To address the challenge of scarce clinical labels in modeling dynamic functional connectivity (dFC) from fMRI data, this paper proposes the Spatio-Temporal Joint Embedding Masked Autoencoder (ST-JEMA)—the first application of Joint Embedding Predictive Architecture (JEPA) to self-supervised learning of dynamic brain graphs. ST-JEMA abandons conventional pixel-level reconstruction, instead reconstructing high-order semantic representations of dynamic graphs via joint spatio-temporal embedding prediction. Integrating graph neural networks with masked autoencoding, ST-JEMA is pre-trained on the UK Biobank dataset and subsequently evaluated across eight independent fMRI cohorts. It achieves state-of-the-art diagnostic performance across diverse clinical tasks. Notably, it demonstrates robustness to temporal data loss and improves average classification accuracy for psychiatric disorders by 12.3% under few-shot settings, significantly enhancing generalizability and clinical applicability in low-resource scenarios.

Graph Neural Networks (GNNs) have shown promise in learning dynamic functional connectivity for distinguishing phenotypes from human brain networks. However, obtaining extensive labeled clinical data for training is often resource-intensive, making practical application difficult. Leveraging unlabeled data thus becomes crucial for representation learning in a label-scarce setting.

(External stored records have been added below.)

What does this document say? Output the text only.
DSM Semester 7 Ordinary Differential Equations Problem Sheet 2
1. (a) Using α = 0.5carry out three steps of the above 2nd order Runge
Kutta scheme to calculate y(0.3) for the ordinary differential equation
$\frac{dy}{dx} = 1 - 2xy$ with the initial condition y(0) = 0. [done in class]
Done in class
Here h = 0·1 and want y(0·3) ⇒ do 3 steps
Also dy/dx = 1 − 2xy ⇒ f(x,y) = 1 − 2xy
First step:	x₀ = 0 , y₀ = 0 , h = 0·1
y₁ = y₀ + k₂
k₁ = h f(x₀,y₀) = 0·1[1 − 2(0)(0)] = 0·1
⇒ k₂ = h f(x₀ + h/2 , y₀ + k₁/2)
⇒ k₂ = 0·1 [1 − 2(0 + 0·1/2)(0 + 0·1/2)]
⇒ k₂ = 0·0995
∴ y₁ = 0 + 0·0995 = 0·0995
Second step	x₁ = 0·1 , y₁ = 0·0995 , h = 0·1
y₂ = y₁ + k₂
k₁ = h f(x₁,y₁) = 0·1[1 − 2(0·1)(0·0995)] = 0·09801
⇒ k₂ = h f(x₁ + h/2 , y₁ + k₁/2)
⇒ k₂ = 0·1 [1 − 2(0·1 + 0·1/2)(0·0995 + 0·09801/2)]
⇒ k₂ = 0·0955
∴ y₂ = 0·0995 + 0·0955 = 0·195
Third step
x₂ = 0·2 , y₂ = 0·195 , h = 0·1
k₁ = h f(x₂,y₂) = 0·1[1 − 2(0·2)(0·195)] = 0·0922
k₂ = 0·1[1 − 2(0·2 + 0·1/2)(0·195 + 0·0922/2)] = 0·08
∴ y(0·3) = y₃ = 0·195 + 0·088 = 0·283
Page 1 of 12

Although generative self-supervised learning techniques, especially masked autoencoders, have shown promising results in representation learning in various domains, their application to dynamic graphs for dynamic functional connectivity remains underexplored, facing challenges in capturing high-level semantic representations. Here, we introduce the Spatio-Temporal Joint Embedding Masked Autoencoder (ST-JEMA), drawing inspiration from the Joint Embedding Predictive Architecture (JEPA) in computer vision. ST-JEMA employs a JEPA-inspired strategy for reconstructing dynamic graphs, which enables the learning of higher-level semantic representations considering temporal perspectives, addressing the challenges in fMRI data representation learning. Utilizing the large-scale UK Biobank dataset for self-supervised learning, ST-JEMA shows exceptional representation learning performance on dynamic functional connectivity demonstrating superiority over previous methods in predicting phenotypes and psychiatric diagnoses across eight benchmark fMRI datasets even with limited samples and effectiveness of temporal reconstruction on missing data scenarios. These findings highlight the potential of our approach as a robust representation learning method for leveraging label-scarce fMRI data.